Publication: dimanche 11 avril 2021 15:22

Le taux de questions non résolues devant les tribunaux a augmenté de 30% pendant la pandémie. Les syndicats dénoncent que les dossiers s’accumulent dans les bureaux de la justice, malgré le fait que l’année dernière, les nouveaux litiges ont baissé de 12%.

En ce sens, Javier Jordán de Urries, président du secteur de la justice nationale du CSIF, souligne que, en raison du COVID-19, « les audiences et les procès n’ont pas pu se dérouler de la même manière », et critique le « manque d’interopérabilité et la lenteur. d’outils informatiques « .

Dans le même ordre d’idées, Luis Calero, secrétaire général du secteur de la justice de CCOO, affirme qu ‘ »il a fallu agir en pleuvant sur le mouillé, c’est-à-dire sur une administration de la justice trop surchargée et avec un manque de moyens ».

Pour se débarrasser des embouteillages, ils estiment qu’ils devraient travailler pendant sept mois sans qu’un autre cas n’arrive et que la charge de travail nécessiterait 19 300 nouveaux employés.

L’Espagne compte 11 juges pour 100 000 habitants, loin des 21 en moyenne dans l’Union européenne.
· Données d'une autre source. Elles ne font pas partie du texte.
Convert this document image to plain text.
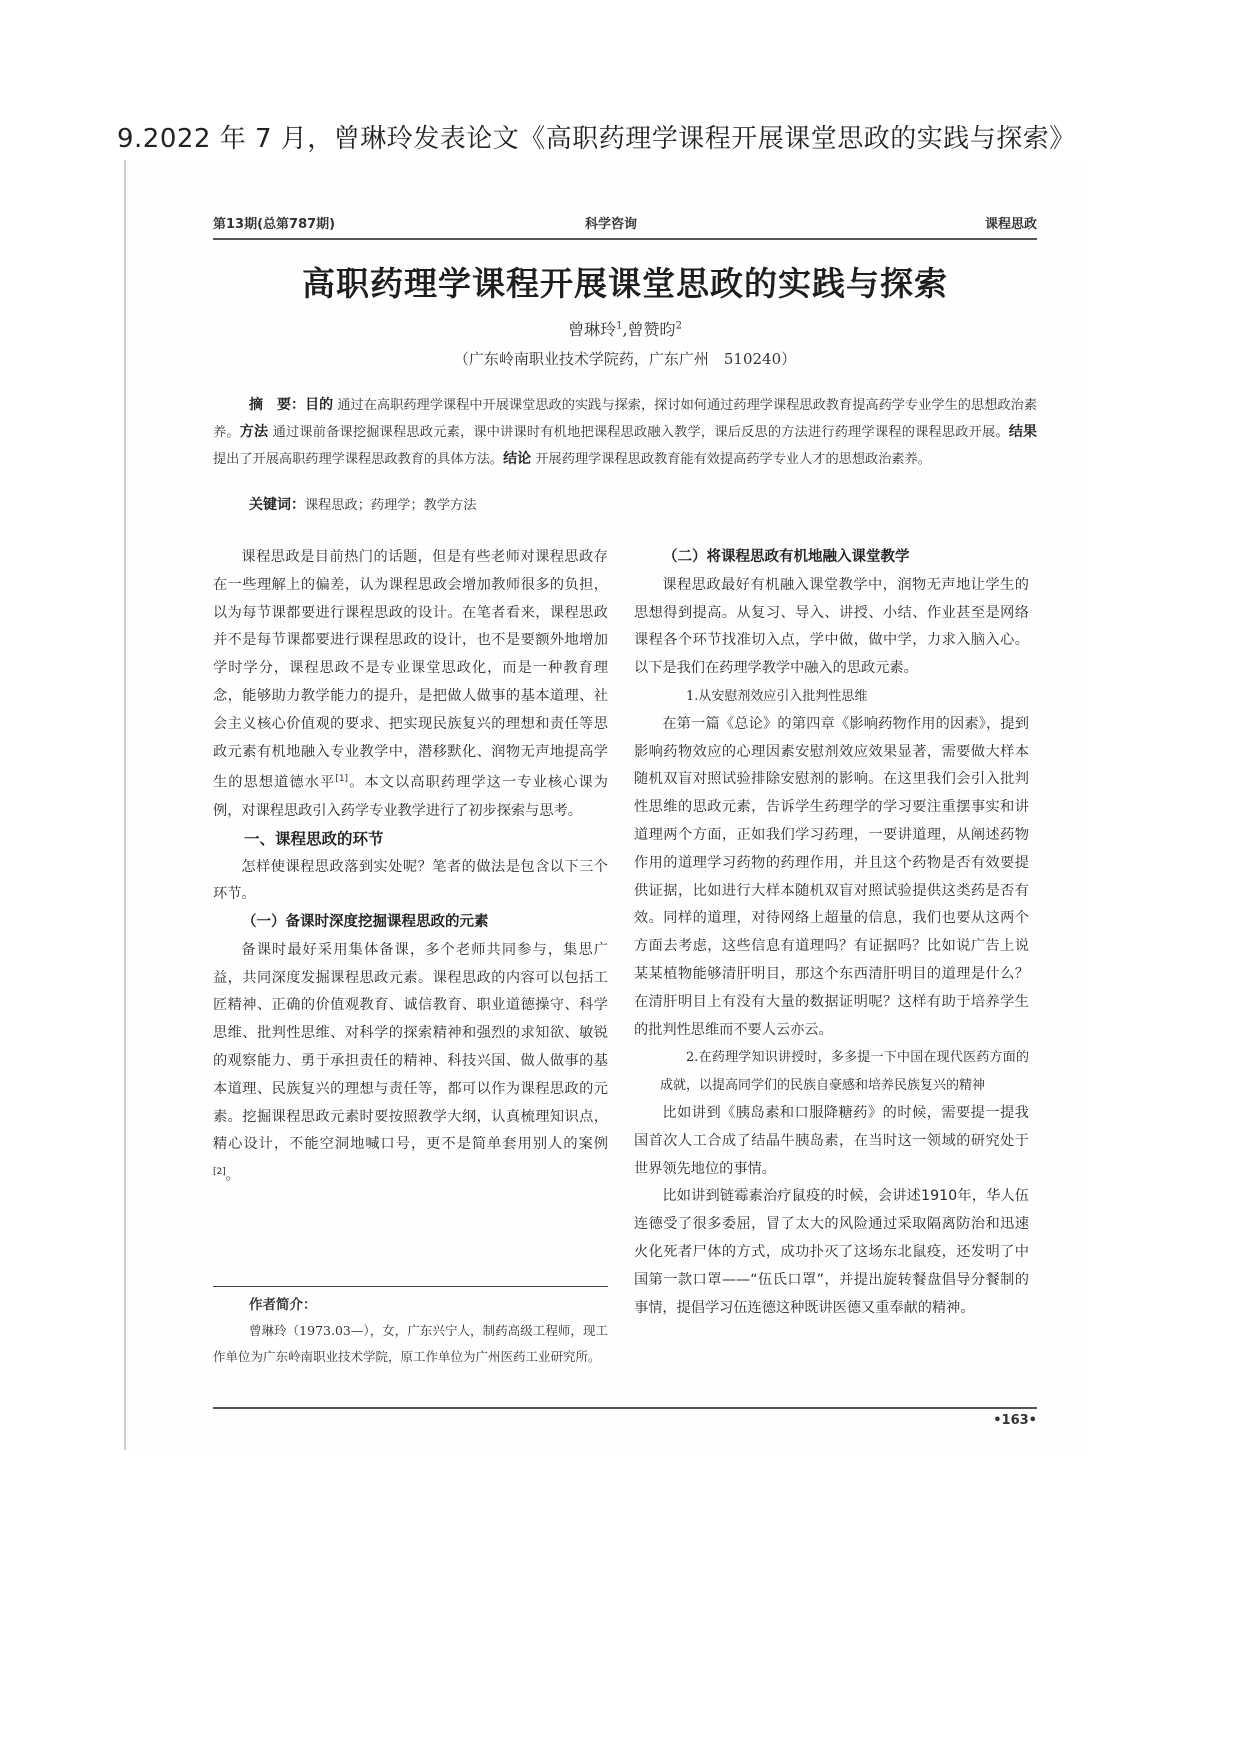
9.2022 年 7 月，曾琳玲发表论文《高职药理学课程开展课堂思政的实践与探索》
第13期(总第787期)	科学咨询	课程思政
高职药理学课程开展课堂思政的实践与探索
曾琳玲$^1$,曾赞昀$^2$
（广东岭南职业技术学院药，广东广州　510240）
摘　要：目的 通过在高职药理学课程中开展课堂思政的实践与探索，探讨如何通过药理学课程思政教育提高药学专业学生的思想政治素养。方法 通过课前备课挖掘课程思政元素，课中讲课时有机地把课程思政融入教学，课后反思的方法进行药理学课程的课程思政开展。结果 提出了开展高职药理学课程思政教育的具体方法。结论 开展药理学课程思政教育能有效提高药学专业人才的思想政治素养。
关键词：课程思政；药理学；教学方法

课程思政是目前热门的话题，但是有些老师对课程思政存在一些理解上的偏差，认为课程思政会增加教师很多的负担，以为每节课都要进行课程思政的设计。在笔者看来，课程思政并不是每节课都要进行课程思政的设计，也不是要额外地增加学时学分，课程思政不是专业课堂思政化，而是一种教育理念，能够助力教学能力的提升，是把做人做事的基本道理、社会主义核心价值观的要求、把实现民族复兴的理想和责任等思政元素有机地融入专业教学中，潜移默化、润物无声地提高学生的思想道德水平[1]。本文以高职药理学这一专业核心课为例，对课程思政引入药学专业教学进行了初步探索与思考。

一、课程思政的环节

怎样使课程思政落到实处呢？笔者的做法是包含以下三个环节。

（一）备课时深度挖掘课程思政的元素

备课时最好采用集体备课，多个老师共同参与，集思广益，共同深度发掘课程思政元素。课程思政的内容可以包括工匠精神、正确的价值观教育、诚信教育、职业道德操守、科学思维、批判性思维、对科学的探索精神和强烈的求知欲、敏锐的观察能力、勇于承担责任的精神、科技兴国、做人做事的基本道理、民族复兴的理想与责任等，都可以作为课程思政的元素。挖掘课程思政元素时要按照教学大纲，认真梳理知识点，精心设计，不能空洞地喊口号，更不是简单套用别人的案例[2]。

（二）将课程思政有机地融入课堂教学

课程思政最好有机融入课堂教学中，润物无声地让学生的思想得到提高。从复习、导入、讲授、小结、作业甚至是网络课程各个环节找准切入点，学中做，做中学，力求入脑入心。以下是我们在药理学教学中融入的思政元素。

1.从安慰剂效应引入批判性思维

在第一篇《总论》的第四章《影响药物作用的因素》，提到影响药物效应的心理因素安慰剂效应效果显著，需要做大样本随机双盲对照试验排除安慰剂的影响。在这里我们会引入批判性思维的思政元素，告诉学生药理学的学习要注重摆事实和讲道理两个方面，正如我们学习药理，一要讲道理，从阐述药物作用的道理学习药物的药理作用，并且这个药物是否有效要提供证据，比如进行大样本随机双盲对照试验提供这类药是否有效。同样的道理，对待网络上超量的信息，我们也要从这两个方面去考虑，这些信息有道理吗？有证据吗？比如说广告上说某某植物能够清肝明目，那这个东西清肝明目的道理是什么？在清肝明目上有没有大量的数据证明呢？这样有助于培养学生的批判性思维而不要人云亦云。

2.在药理学知识讲授时，多多提一下中国在现代医药方面的成就，以提高同学们的民族自豪感和培养民族复兴的精神

比如讲到《胰岛素和口服降糖药》的时候，需要提一提我国首次人工合成了结晶牛胰岛素，在当时这一领域的研究处于世界领先地位的事情。

比如讲到链霉素治疗鼠疫的时候，会讲述1910年，华人伍连德受了很多委屈，冒了太大的风险通过采取隔离防治和迅速火化死者尸体的方式，成功扑灭了这场东北鼠疫，还发明了中国第一款口罩——“伍氏口罩”，并提出旋转餐盘倡导分餐制的事情，提倡学习伍连德这种既讲医德又重奉献的精神。

作者简介：

曾琳玲（1973.03—），女，广东兴宁人，制药高级工程师，现工作单位为广东岭南职业技术学院，原工作单位为广州医药工业研究所。

•163•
Cette même semaine, des agents de l’administration de la justice ont protesté aux portes du ministère.

Jordán de Urries défend que la justice « a besoin de ressources matérielles et personnelles plus nombreuses et de meilleure qualité maintenant », et ajoute que « ce n’est pas une dépense, mais plutôt un investissement dans l’amélioration des services fournis aux citoyens ».

De son côté, Juan Carlos Campo, ministre de la Justice, entend rationaliser le système judiciaire avec deux réformes législatives: la première exigera dans le domaine civil que des solutions à un différend soient recherchées par la conciliation avant d’engager une procédure judiciaire.

Cependant, José Bonet, professeur de droit procédural à l’Université de Valence, critique que cela « limite l’accès à la justice », tout en défendant que « la solution serait d’augmenter la capacité de réponse ».

Une deuxième réforme propose la transformation de plus de 3 700 tribunaux dirigés par un juge en tribunaux d’instance à responsabilités partagées. Les tribunaux de paix deviendront des bureaux municipaux de justice où effectuer des procédures sans avoir à recourir aux tribunaux.

José Bonet affirme que, de cette manière, les tribunaux de paix «deviendront une sorte de satellite des tribunaux». «Ils vont leur donner une certaine fonction de collaboration avec les instances judiciaires pour les rapprocher».

Ce sont des mesures qui nécessitent la numérisation de la justice. Juan Carlos Campo a promis de discuter de la réforme en avril prochain au Conseil des ministres.